Monday, September 6, 2010

#31- Reviving The Dead Hot Rod - part 2

Picking up from last week… the little ’34 Ford coupe is sitting in our backyard in Memphis, and has been for 9 years. It was my junior year in high school and the 1st Street Rod Nationals, for cars built in 1948 or earlier, had been held in Peoria, IL in 1970. I read all about it Rod & Custom magazine, but of course, I wasn’t there…Well, lo & behold, in 1971 the 2nd Street Rod Nationals came to the bluff city. I drove down to Highland Ave at night and all those Hot Rods and beautiful cars in the street lights was a sight to see. I was in ‘car nut’ heaven!

So, I’m hanging out checking out all those hot rods and thinking “Wow, I wish I had a car like these…HOLD IT!...There’s one of them in our back yard!!!” So, over the next few weeks, I talked my dad into footing the bills and me doing the labor to fix up the old ’34 and he agreed.

The first thing we did was get the car ready for the engine and believe it or not, when we went to my dad’s friend’s garage, the fresh 1936 motor was still there in it’s plastic bag. We towed the car up there and used his engine hoist to put the motor back in the car.

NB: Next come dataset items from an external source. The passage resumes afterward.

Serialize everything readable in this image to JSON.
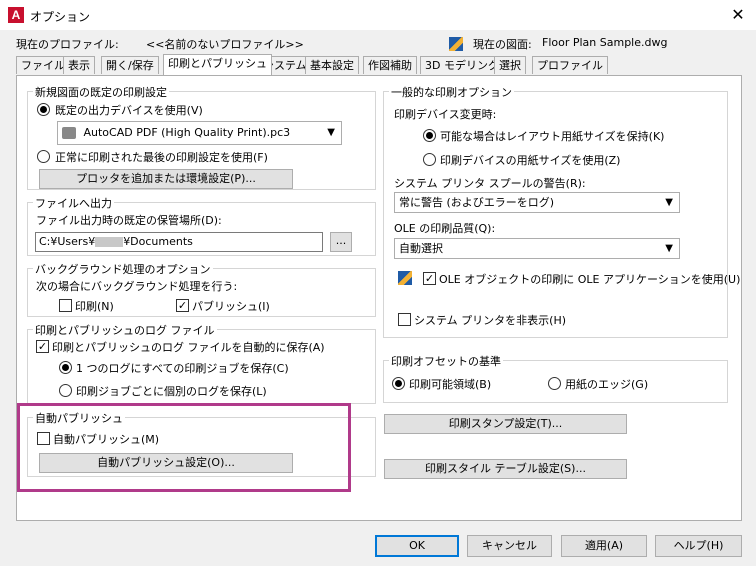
{
  "window": {
    "title": "オプション",
    "app_icon_letter": "A",
    "close_glyph": "✕"
  },
  "info": {
    "profile_label": "現在のプロファイル:",
    "profile_value": "<<名前のないプロファイル>>",
    "drawing_label": "現在の図面:",
    "drawing_value": "Floor Plan Sample.dwg"
  },
  "tabs": [
    "ファイル",
    "表示",
    "開く/保存",
    "印刷とパブリッシュ",
    "システム",
    "基本設定",
    "作図補助",
    "3D モデリング",
    "選択",
    "プロファイル"
  ],
  "active_tab": "印刷とパブリッシュ",
  "left": {
    "default_output": {
      "title": "新規図面の既定の印刷設定",
      "opt_default_device": "既定の出力デバイスを使用(V)",
      "device_value": "AutoCAD PDF (High Quality Print).pc3",
      "opt_last_used": "正常に印刷された最後の印刷設定を使用(F)",
      "add_plotter_button": "プロッタを追加または環境設定(P)..."
    },
    "file_output": {
      "title": "ファイルへ出力",
      "location_label": "ファイル出力時の既定の保管場所(D):",
      "path_prefix": "C:¥Users¥",
      "path_suffix": "¥Documents",
      "browse_button": "..."
    },
    "background": {
      "title": "バックグラウンド処理のオプション",
      "intro": "次の場合にバックグラウンド処理を行う:",
      "plot_label": "印刷(N)",
      "publish_label": "パブリッシュ(I)",
      "plot_checked": false,
      "publish_checked": true
    },
    "log": {
      "title": "印刷とパブリッシュのログ ファイル",
      "auto_save_label": "印刷とパブリッシュのログ ファイルを自動的に保存(A)",
      "auto_save_checked": true,
      "opt_continuous": "1 つのログにすべての印刷ジョブを保存(C)",
      "opt_per_job": "印刷ジョブごとに個別のログを保存(L)"
    },
    "auto_publish": {
      "title": "自動パブリッシュ",
      "checkbox_label": "自動パブリッシュ(M)",
      "checked": false,
      "settings_button": "自動パブリッシュ設定(O)..."
    }
  },
  "right": {
    "general": {
      "title": "一般的な印刷オプション",
      "device_change_label": "印刷デバイス変更時:",
      "opt_keep_layout": "可能な場合はレイアウト用紙サイズを保持(K)",
      "opt_use_device": "印刷デバイスの用紙サイズを使用(Z)",
      "spool_label": "システム プリンタ スプールの警告(R):",
      "spool_value": "常に警告 (およびエラーをログ)",
      "ole_quality_label": "OLE の印刷品質(Q):",
      "ole_quality_value": "自動選択",
      "ole_app_label": "OLE オブジェクトの印刷に OLE アプリケーションを使用(U)",
      "ole_app_checked": true,
      "hide_printers_label": "システム プリンタを非表示(H)",
      "hide_printers_checked": false
    },
    "offset": {
      "title": "印刷オフセットの基準",
      "opt_printable": "印刷可能領域(B)",
      "opt_edge": "用紙のエッジ(G)"
    },
    "stamp_button": "印刷スタンプ設定(T)...",
    "style_table_button": "印刷スタイル テーブル設定(S)..."
  },
  "footer": {
    "ok": "OK",
    "cancel": "キャンセル",
    "apply": "適用(A)",
    "help": "ヘルプ(H)"
  },
  "colors": {
    "highlight": "#b03a8a",
    "accent": "#0078d7"
  }
}
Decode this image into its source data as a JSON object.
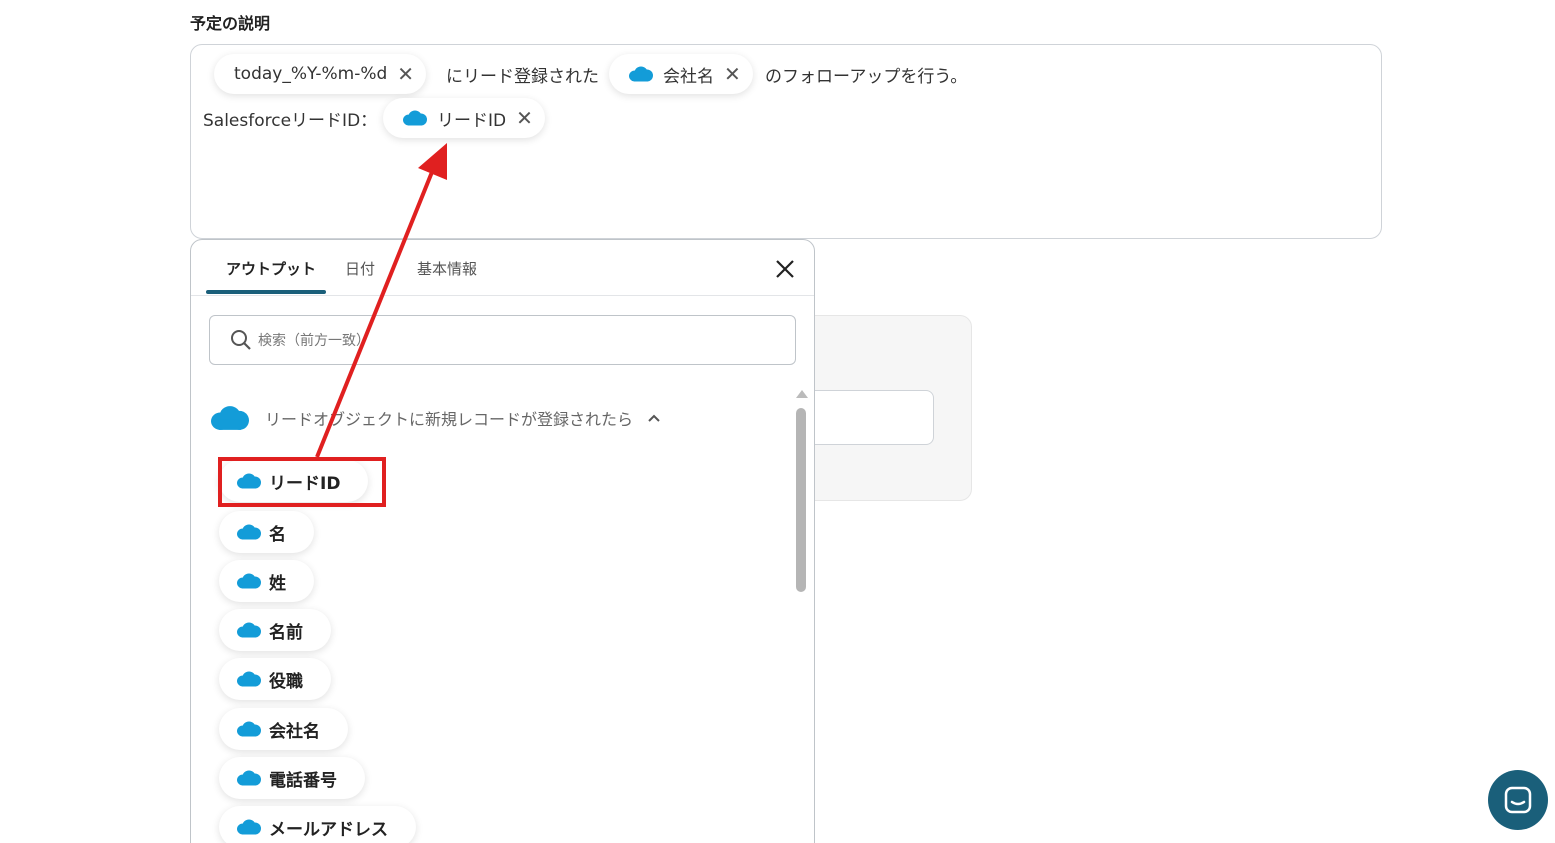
{
  "section": {
    "label": "予定の説明"
  },
  "description": {
    "chip_date": "today_%Y-%m-%d",
    "text_1": "にリード登録された",
    "chip_company": "会社名",
    "text_2": "のフォローアップを行う。",
    "text_3": "SalesforceリードID：",
    "chip_lead_id": "リードID",
    "remove_symbol": "✕"
  },
  "panel": {
    "tabs": [
      {
        "label": "アウトプット",
        "active": true
      },
      {
        "label": "日付",
        "active": false
      },
      {
        "label": "基本情報",
        "active": false
      }
    ],
    "search_placeholder": "検索（前方一致）",
    "group_title": "リードオブジェクトに新規レコードが登録されたら",
    "items": [
      "リードID",
      "名",
      "姓",
      "名前",
      "役職",
      "会社名",
      "電話番号",
      "メールアドレス"
    ],
    "close_icon": "close-icon"
  },
  "colors": {
    "salesforce": "#139CD8",
    "accent": "#1a5f7a",
    "annotation": "#e02020"
  }
}
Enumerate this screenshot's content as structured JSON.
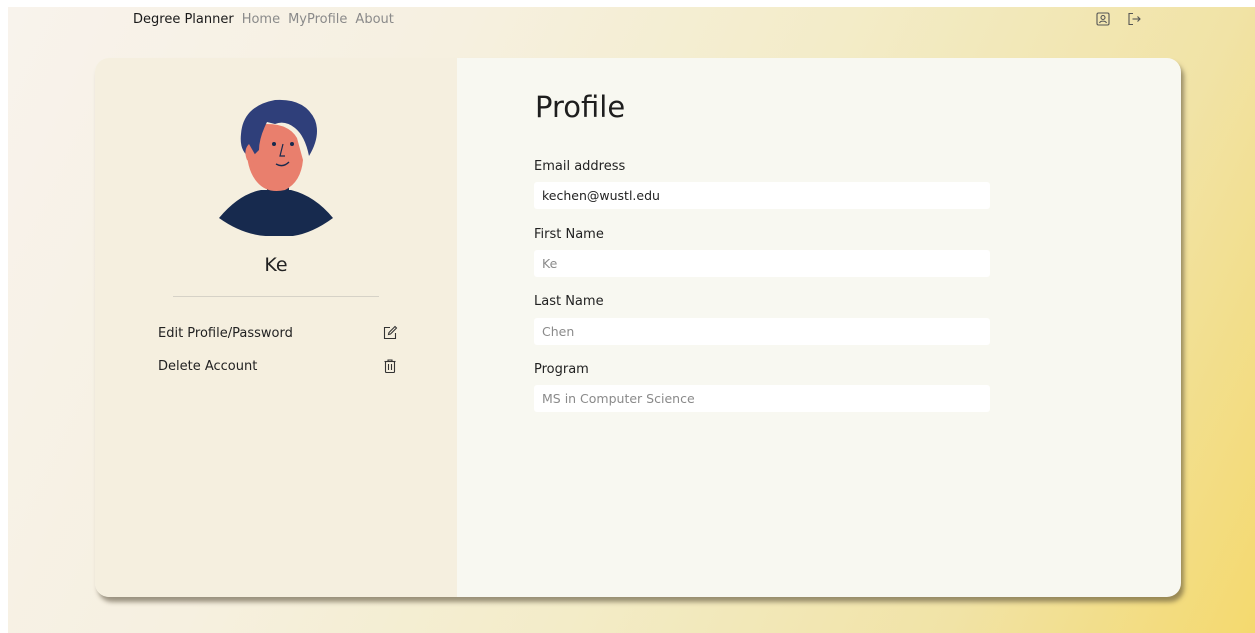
{
  "nav": {
    "brand": "Degree Planner",
    "links": [
      "Home",
      "MyProfile",
      "About"
    ],
    "icons": [
      "profile-icon",
      "logout-icon"
    ]
  },
  "sidebar": {
    "username": "Ke",
    "menu": [
      {
        "label": "Edit Profile/Password",
        "icon": "edit-icon"
      },
      {
        "label": "Delete Account",
        "icon": "trash-icon"
      }
    ]
  },
  "profile": {
    "title": "Profile",
    "fields": [
      {
        "label": "Email address",
        "value": "kechen@wustl.edu",
        "placeholder": ""
      },
      {
        "label": "First Name",
        "value": "",
        "placeholder": "Ke"
      },
      {
        "label": "Last Name",
        "value": "",
        "placeholder": "Chen"
      },
      {
        "label": "Program",
        "value": "",
        "placeholder": "MS in Computer Science"
      }
    ]
  },
  "colors": {
    "avatar_hair": "#2f3f7a",
    "avatar_skin": "#e97f6d",
    "avatar_shirt": "#172a4e"
  }
}
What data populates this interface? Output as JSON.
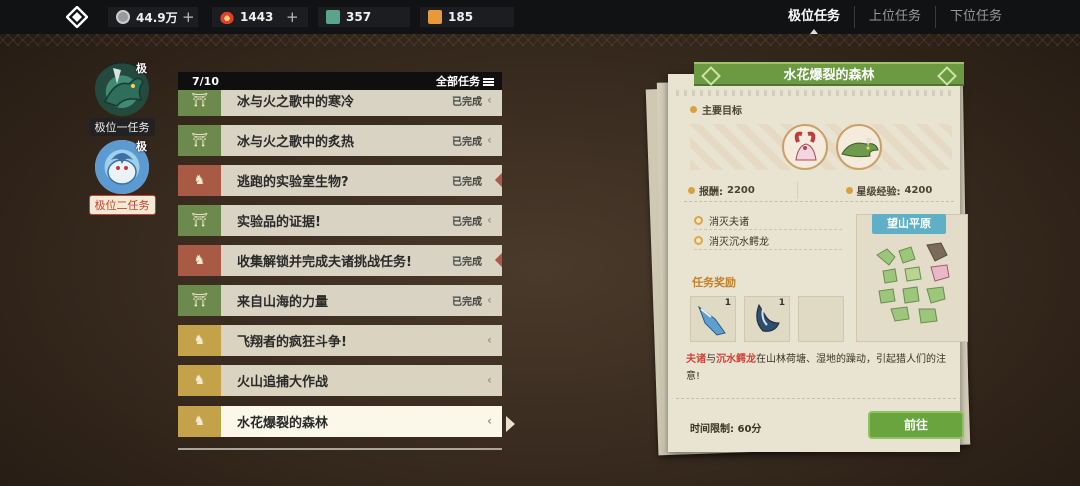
{
  "topbar": {
    "resources": [
      {
        "icon": "coin-icon",
        "value": "44.9万",
        "has_plus": true
      },
      {
        "icon": "flame-icon",
        "value": "1443",
        "has_plus": true
      },
      {
        "icon": "ticket-icon",
        "value": "357",
        "has_plus": false
      },
      {
        "icon": "scroll-icon",
        "value": "185",
        "has_plus": false
      }
    ],
    "tabs": [
      "极位任务",
      "上位任务",
      "下位任务"
    ],
    "active_tab": 0
  },
  "ranks": [
    {
      "label": "极位一任务",
      "badge": "极"
    },
    {
      "label": "极位二任务",
      "badge": "极"
    }
  ],
  "quest_list": {
    "progress": "7/10",
    "filter_label": "全部任务",
    "items": [
      {
        "name": "冰与火之歌中的寒冷",
        "status": "已完成",
        "kind": "green"
      },
      {
        "name": "冰与火之歌中的炙热",
        "status": "已完成",
        "kind": "green"
      },
      {
        "name": "逃跑的实验室生物?",
        "status": "已完成",
        "kind": "red"
      },
      {
        "name": "实验品的证据!",
        "status": "已完成",
        "kind": "green"
      },
      {
        "name": "收集解锁并完成夫诸挑战任务!",
        "status": "已完成",
        "kind": "red"
      },
      {
        "name": "来自山海的力量",
        "status": "已完成",
        "kind": "green"
      },
      {
        "name": "飞翔者的疯狂斗争!",
        "status": "",
        "kind": "gold"
      },
      {
        "name": "火山追捕大作战",
        "status": "",
        "kind": "gold"
      },
      {
        "name": "水花爆裂的森林",
        "status": "",
        "kind": "gold",
        "selected": true
      }
    ]
  },
  "detail": {
    "title": "水花爆裂的森林",
    "main_target_label": "主要目标",
    "reward_label": "报酬:",
    "reward_value": "2200",
    "exp_label": "星级经验:",
    "exp_value": "4200",
    "objectives": [
      "消灭夫诸",
      "消灭沉水鳄龙"
    ],
    "map_name": "望山平原",
    "task_reward_label": "任务奖励",
    "reward_items": [
      {
        "icon": "claw-item-icon",
        "count": "1"
      },
      {
        "icon": "fang-item-icon",
        "count": "1"
      },
      {
        "icon": "empty-slot",
        "count": ""
      }
    ],
    "description": {
      "monster1": "夫诸",
      "join": "与",
      "monster2": "沉水鳄龙",
      "rest": "在山林荷塘、湿地的躁动，引起猎人们的注意!"
    },
    "time_limit": "时间限制: 60分",
    "go_button": "前往"
  },
  "colors": {
    "green_cap": "#6c8a4c",
    "red_cap": "#a85a45",
    "gold_cap": "#c4a24a",
    "title_green": "#6c9a42",
    "map_title_blue": "#5fb0c6",
    "highlight_red": "#d3423a"
  }
}
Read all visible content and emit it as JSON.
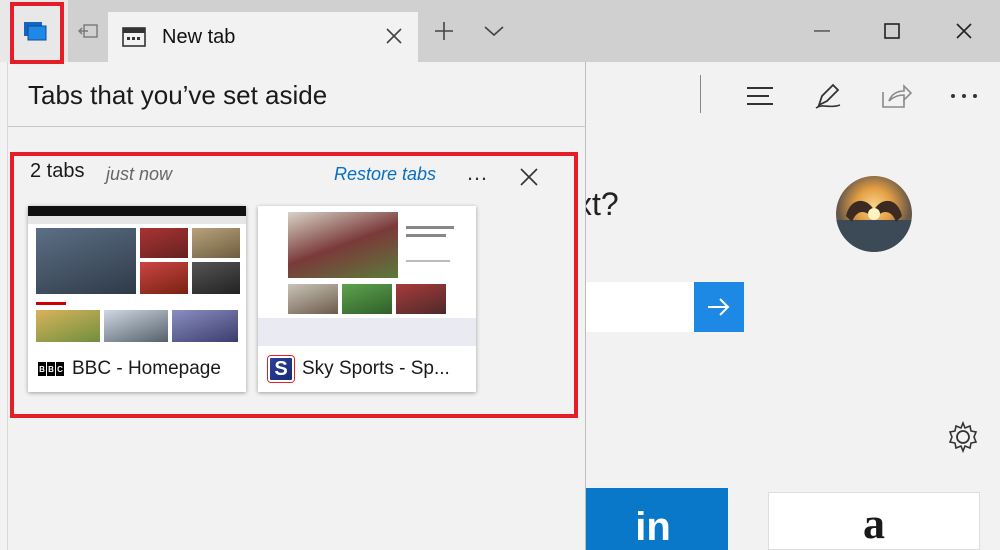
{
  "tab": {
    "title": "New tab"
  },
  "window_controls": {
    "minimize": "—",
    "maximize": "☐",
    "close": "✕"
  },
  "panel": {
    "title": "Tabs that you’ve set aside",
    "group": {
      "count_label": "2 tabs",
      "time_label": "just now",
      "restore_label": "Restore tabs",
      "more_label": "…",
      "tabs": [
        {
          "title": "BBC - Homepage",
          "favicon": "bbc-logo-icon"
        },
        {
          "title": "Sky Sports - Sp...",
          "favicon": "sky-sports-logo-icon"
        }
      ]
    }
  },
  "background_page": {
    "heading_fragment": "xt?",
    "tile_1_text": "in",
    "tile_2_text": "a"
  },
  "colors": {
    "highlight": "#e41e26",
    "accent": "#1e88e5",
    "link": "#0a6fc2"
  }
}
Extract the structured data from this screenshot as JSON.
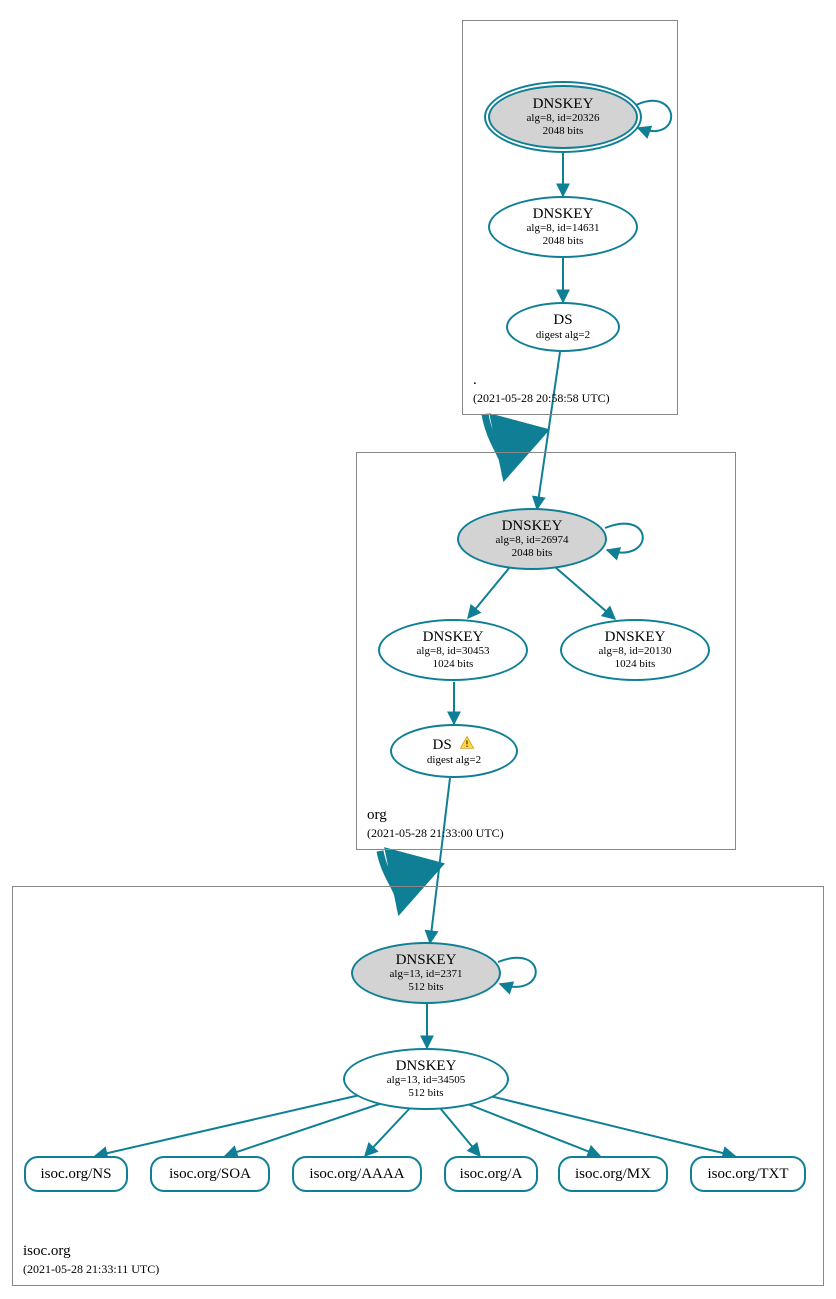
{
  "zones": {
    "root": {
      "name": ".",
      "ts": "(2021-05-28 20:58:58 UTC)"
    },
    "org": {
      "name": "org",
      "ts": "(2021-05-28 21:33:00 UTC)"
    },
    "isoc": {
      "name": "isoc.org",
      "ts": "(2021-05-28 21:33:11 UTC)"
    }
  },
  "nodes": {
    "root_ksk": {
      "title": "DNSKEY",
      "sub1": "alg=8, id=20326",
      "sub2": "2048 bits"
    },
    "root_zsk": {
      "title": "DNSKEY",
      "sub1": "alg=8, id=14631",
      "sub2": "2048 bits"
    },
    "root_ds": {
      "title": "DS",
      "sub1": "digest alg=2"
    },
    "org_ksk": {
      "title": "DNSKEY",
      "sub1": "alg=8, id=26974",
      "sub2": "2048 bits"
    },
    "org_zsk1": {
      "title": "DNSKEY",
      "sub1": "alg=8, id=30453",
      "sub2": "1024 bits"
    },
    "org_zsk2": {
      "title": "DNSKEY",
      "sub1": "alg=8, id=20130",
      "sub2": "1024 bits"
    },
    "org_ds": {
      "title": "DS",
      "sub1": "digest alg=2"
    },
    "isoc_ksk": {
      "title": "DNSKEY",
      "sub1": "alg=13, id=2371",
      "sub2": "512 bits"
    },
    "isoc_zsk": {
      "title": "DNSKEY",
      "sub1": "alg=13, id=34505",
      "sub2": "512 bits"
    }
  },
  "rr": {
    "ns": "isoc.org/NS",
    "soa": "isoc.org/SOA",
    "aaaa": "isoc.org/AAAA",
    "a": "isoc.org/A",
    "mx": "isoc.org/MX",
    "txt": "isoc.org/TXT"
  }
}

Over the next few weeks, we got the motor running - fall of 1971.

That turned out to be the easy part. Mechanically, I am a wiz, but I found out real quick that body work is not my strong suit. I just don’t have the ‘touch’. I can lay down paint with the best of them, but don’t ask me to smooth out a body panel…even now, when people see the car, I tell them “If the body work looks like a 16 year old kid did it…it was me”. Over the course of the next 2 years, I disassembled the car, right down to the point of removing the body from the frame. We didn’t do that because we had no garage to store it in. But we had the fenders off and sanded everything down to bare metal so that we could put lacquer paint back on it.

By the summer of 1973, we had painted the car black & yellow and we had figured out that the distributor coil was bad. It would run fine until the coil got hot and then it would leave you stranded until it cooled down.